Unfortunately, Congress has fallen far behind conservative states on many policy areas, including justice reform. The federal prison system grew from some 25,000 prisoners in 1980 to more than 219,000 in 2013. The Federal Bureau of Prisons’ budget has grown from $970 million in 1980, adjusted for inflation, to $6.7 billion. the federal prison system lacks many of the substantive rehabilitative programs that states have implemented. Those who leave federal prisons reenter society without any real opportunities. Often, they turn back to a life that continues a cycle of poverty and crime in many of our nation’s communities. It is a problem that conservatives can and should address.

Today, Grassley, Lee, and other Senate supporters of the Sentencing Reform and Corrections Act rolled out tweaks to four provisions. The changes are meant to address some baseless but noisy concerns with the original language of the bill, which, among other provisions, included language that would have clarified and reduced mandatory minimum sentences under the Armed Career Criminal Act and 18 U.S.C. ยง 924(c), as well as applied the changes retroactively, though not automatically. FreedomWorks and Families Against Mandatory Minimums made the case for these reforms in a recent issue brief. ACCA and 924(c) would have also been strengthened to apply to those convicted of a "serious violent felony," under the former, and those who were previously convicted of a firearm-related crime under state statute.

The section of the Sentencing Reform and Corrections Act related to ACCA, a law that was harshly criticized by Justice Antonin Scalia, has been removed in its entirety. The section related to 924(c) has been changed significantly. This particular law is meant to deal with repeat violent offenders but has been interpreted broadly by federal courts and applied to some offenders who were not recidivists and were not violent offenders. Weldon Angelos is an example of a first-time offender who received a 55-year prison sentence because of a misapplication of 924(c) when he should have received a substantially lesser, though still strong, sentence.
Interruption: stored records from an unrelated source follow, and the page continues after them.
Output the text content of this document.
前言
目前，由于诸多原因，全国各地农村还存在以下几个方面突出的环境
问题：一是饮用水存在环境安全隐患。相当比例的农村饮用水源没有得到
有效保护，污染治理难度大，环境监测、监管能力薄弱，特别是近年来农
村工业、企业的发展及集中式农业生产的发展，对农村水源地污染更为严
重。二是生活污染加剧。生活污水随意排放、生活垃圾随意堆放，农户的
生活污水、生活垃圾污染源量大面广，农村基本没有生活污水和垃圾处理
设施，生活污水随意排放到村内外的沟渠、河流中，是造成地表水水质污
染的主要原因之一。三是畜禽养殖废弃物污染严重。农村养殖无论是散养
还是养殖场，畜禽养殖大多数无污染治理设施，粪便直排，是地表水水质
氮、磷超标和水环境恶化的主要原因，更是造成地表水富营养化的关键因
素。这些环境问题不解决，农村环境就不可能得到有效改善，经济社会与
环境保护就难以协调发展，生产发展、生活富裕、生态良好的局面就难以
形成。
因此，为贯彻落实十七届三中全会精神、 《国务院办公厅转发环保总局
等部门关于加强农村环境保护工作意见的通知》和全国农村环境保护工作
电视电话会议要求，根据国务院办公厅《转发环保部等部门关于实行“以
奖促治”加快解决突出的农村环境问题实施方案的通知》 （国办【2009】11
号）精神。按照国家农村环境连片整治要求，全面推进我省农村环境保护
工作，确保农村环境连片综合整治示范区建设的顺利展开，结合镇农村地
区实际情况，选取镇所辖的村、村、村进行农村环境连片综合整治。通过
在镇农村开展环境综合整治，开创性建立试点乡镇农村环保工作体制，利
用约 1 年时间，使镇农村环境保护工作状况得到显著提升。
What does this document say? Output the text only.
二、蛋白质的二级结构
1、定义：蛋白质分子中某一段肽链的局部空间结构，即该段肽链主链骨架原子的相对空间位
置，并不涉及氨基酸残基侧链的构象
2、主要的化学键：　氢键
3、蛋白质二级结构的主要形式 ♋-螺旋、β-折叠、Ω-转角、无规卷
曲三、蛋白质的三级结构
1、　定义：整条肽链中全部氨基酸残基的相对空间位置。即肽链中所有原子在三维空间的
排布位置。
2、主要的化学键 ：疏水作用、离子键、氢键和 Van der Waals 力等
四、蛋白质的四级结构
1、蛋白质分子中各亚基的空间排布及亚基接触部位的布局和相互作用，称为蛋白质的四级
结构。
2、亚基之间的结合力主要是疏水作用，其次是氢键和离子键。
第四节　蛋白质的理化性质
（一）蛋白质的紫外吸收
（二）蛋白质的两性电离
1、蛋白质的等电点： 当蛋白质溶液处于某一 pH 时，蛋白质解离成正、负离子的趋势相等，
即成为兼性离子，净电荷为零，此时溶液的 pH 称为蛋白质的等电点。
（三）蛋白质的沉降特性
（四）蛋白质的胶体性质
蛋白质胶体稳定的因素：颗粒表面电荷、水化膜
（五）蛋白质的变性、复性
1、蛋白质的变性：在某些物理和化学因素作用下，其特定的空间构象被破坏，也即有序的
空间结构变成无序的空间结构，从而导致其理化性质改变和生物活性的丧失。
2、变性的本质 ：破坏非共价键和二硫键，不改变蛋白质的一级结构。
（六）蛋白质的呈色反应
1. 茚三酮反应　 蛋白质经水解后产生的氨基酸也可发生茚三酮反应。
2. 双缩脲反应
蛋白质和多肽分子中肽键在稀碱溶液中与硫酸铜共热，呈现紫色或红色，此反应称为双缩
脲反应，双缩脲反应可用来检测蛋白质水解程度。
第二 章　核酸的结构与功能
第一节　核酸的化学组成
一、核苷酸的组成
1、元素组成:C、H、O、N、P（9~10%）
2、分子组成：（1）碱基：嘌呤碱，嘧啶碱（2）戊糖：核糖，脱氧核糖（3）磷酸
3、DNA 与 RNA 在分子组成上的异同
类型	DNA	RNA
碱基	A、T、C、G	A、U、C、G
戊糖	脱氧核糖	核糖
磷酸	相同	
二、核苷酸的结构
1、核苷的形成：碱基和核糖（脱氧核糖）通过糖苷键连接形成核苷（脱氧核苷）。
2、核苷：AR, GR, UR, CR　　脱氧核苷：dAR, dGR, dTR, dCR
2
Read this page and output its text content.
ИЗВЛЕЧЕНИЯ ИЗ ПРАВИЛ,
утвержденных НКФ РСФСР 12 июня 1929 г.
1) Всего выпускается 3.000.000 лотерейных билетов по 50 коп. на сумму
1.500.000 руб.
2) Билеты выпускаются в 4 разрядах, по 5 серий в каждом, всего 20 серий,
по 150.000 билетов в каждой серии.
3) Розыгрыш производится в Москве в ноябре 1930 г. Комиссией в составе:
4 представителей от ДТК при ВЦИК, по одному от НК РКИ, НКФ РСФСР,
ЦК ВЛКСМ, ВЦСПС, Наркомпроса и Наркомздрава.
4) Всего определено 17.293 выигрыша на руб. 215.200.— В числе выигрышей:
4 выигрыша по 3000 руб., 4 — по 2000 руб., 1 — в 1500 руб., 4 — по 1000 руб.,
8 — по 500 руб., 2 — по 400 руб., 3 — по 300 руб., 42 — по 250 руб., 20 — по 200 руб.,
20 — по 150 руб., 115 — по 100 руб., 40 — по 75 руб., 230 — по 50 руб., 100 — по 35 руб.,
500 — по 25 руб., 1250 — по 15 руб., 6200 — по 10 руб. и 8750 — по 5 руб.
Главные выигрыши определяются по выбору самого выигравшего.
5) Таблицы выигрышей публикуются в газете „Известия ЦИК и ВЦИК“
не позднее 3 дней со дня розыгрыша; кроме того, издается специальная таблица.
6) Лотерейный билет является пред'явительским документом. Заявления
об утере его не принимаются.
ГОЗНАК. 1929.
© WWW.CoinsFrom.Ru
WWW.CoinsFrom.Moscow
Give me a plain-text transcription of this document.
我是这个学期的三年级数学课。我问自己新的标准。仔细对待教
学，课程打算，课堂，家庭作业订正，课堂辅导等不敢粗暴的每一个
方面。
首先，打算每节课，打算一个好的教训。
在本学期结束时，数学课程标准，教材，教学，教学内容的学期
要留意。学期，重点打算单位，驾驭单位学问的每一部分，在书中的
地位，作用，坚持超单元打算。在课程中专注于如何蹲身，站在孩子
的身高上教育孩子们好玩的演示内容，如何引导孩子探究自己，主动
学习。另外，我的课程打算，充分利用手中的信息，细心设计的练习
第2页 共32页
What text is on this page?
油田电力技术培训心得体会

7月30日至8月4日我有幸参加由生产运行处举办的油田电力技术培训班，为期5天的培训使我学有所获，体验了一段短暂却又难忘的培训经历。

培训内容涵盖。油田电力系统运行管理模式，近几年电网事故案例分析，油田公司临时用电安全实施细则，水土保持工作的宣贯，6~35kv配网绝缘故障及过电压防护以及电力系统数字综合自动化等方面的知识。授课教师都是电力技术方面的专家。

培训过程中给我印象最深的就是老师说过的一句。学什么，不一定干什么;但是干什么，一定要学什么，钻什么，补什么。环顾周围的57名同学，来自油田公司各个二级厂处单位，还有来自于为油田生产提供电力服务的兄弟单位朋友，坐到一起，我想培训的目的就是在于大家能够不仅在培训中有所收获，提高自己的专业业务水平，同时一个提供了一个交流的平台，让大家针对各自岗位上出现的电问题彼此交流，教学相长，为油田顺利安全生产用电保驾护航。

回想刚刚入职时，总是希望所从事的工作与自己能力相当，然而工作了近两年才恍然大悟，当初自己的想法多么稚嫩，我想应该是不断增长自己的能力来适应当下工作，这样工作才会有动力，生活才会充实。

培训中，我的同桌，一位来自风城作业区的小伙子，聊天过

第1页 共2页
The new version of the bill eliminates the reduction the proposed mandatory minimum sentence reduction under 924(c) and preserves the 25-year mandatory minimum sentence for offenders prior firearm-related convictions. It also eliminates the language that would have applied prior state firearm-related convictions.

The bill does, however, broadens the existing federal "safety valve" exception to mandatory minimum sentences — a policy that has been adopted by several states, as recently noted in a report by Greg Newburn from Families Against Mandatory Minimums — for first-time, nonviolent offenders and those will little criminal history. Offenders will misdemeanors and prior minor offenses would be eligible for the safety valve. A second safety valve would be added for low-level, nonviolent offenders who are facing a 10-year mandatory minimum sentence.

In addition to new mandatory minimum sentences for interstate domestic violence and illegal exportation of weapons, a third mandatory minimum would be added for offenses involving fentanyl, an addictive and powerful narcotic used to treat pain. Like many prescription drugs, fentanyl can be purchased illegally and is used in the illicit drug trade to cut heroin.

Retroactivity of the Fair Sentencing Act of 2010, which reduced the outrageous sentencing disparity between powered cocaine and crack cocaine, and the requirement for the attorney general to produce a full accounting of and report on all federal criminal offenses remain in the Sentencing Reform and Corrections Act. The corrections reforms included in the bill, which were so key in reducing recidivism in the states, are untouched.

The Sentencing Reform and Corrections Act is a good start toward addressing the issues in the federal prison system. Hopefully, Senate Republicans will not fall for the fear-mongering and misinformation about this issue. Whether it is this bill or the proposals in the House of Representatives, Congress should follow the lead of the conservative states and pass justice reform this year.